To do so I use the .to_excel function in combination with the xlsxwriter-engine. This is pretty much the same simple process as saving in a csv format. Therefore, this time we not only do the normal storage of the file but also assign it a special label.
Imagine our task is to create a report on financial data on a regular basis and to save it accordingly in excel after the date of creation and the respective quarter.
We do not want to name each time by hand. So we let python work for us.
Here is our new dataframe with financial data:
df = pd.DataFrame({'Transaction': ['46568454684', '89844548864', '90487651685'],
'Amount': [32,22,6200,],
'Currancy': ['EUR', 'CHF', 'THB']})
df
Well, in order to supplement the naming of the file with information at the current point in time, we have to have the current values displayed.

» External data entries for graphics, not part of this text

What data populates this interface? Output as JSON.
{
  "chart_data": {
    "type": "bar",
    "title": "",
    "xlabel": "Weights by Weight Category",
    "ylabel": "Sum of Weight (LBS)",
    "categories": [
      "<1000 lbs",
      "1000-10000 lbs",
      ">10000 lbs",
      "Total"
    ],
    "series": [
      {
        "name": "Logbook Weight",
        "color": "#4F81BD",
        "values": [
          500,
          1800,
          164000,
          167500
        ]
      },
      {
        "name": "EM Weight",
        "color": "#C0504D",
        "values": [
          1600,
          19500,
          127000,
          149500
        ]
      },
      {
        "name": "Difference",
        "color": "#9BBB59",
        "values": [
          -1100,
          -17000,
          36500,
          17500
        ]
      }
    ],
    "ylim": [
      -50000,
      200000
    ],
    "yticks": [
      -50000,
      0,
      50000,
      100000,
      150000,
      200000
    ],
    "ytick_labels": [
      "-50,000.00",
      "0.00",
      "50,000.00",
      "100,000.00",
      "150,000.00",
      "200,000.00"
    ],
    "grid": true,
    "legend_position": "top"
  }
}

now = datetime.datetime.now()
now
Here we can also have individual elements output. For example year and month:
now.year
now.month
To get the current quarter, I wrote the following function:
def get_quarter(month):
if (month <= 3):
return 'Q1'
elif (month <= 6) and (month > 3):
return 'Q2'
elif (month <= 9) and (month > 6):
return 'Q3'
elif (month <= 12) and (month > 9):
return 'Q4'
Let’s test the created function:
for i in range(1, 13):
total = get_quarter(i)
print(total)
Works fine!
Now we save the information that we want to use in the naming of the file in our own objects.
now_year = now.year
now_year
month = now.month
now_quarter = get_quarter(month)
now_quarter
Then we combine the two objects:
year_quarter = str(now_year) + now_quarter
year_quarter
Last but not least the current date:
now_date = now.strftime("%Y-%m-%d")
now_date
Now we save our data record in Excel and give this file our desired name with the automatically generated information at the time.
df.to_excel(year_quater + '_Financial_Data_'+ now_date + '.xlsx', sheet_name='Sheet1', engine='xlsxwriter')
The result looks like this:
Or you simply assign a name of your choice:
df.to_excel('My_DataFrame.xlsx', sheet_name='Sheet1', engine='xlsxwriter')
4.2.1 Writing multiple DFs to one Excel File
If you have now created several dataframes and want to write them into a common Excel file (into separate sheets), you can proceed as follows:
writer = pd.ExcelWriter('Name_of_Excel_File.xlsx', engine='xlsxwriter')
df1.to_excel(writer, sheet_name='Sheet1')
df2.to_excel(writer, sheet_name='Sheet2')
df3.to_excel(writer, sheet_name='Sheet3')
writer.save()
5 How to read further data types
In addition to csv and json, there are many other file formats that can also be read in python with the pandas read_ * command. Here is a list of them:
- Excel (pd.read_excel())
- HTML (pd.read_html())
- Feather (pd.read_feather())
- Parquet (pd.read_parquet())
- SAS (pd.read_sas())
- SQL (pd.read_sql())
- Google BigQuery (pd.gbq())
- STATA (pd.read_stata())
- Clipboard (pd.read_clipboard())
6 Conclusion
In this post various ways and possibilities were shown to read different data formats in python.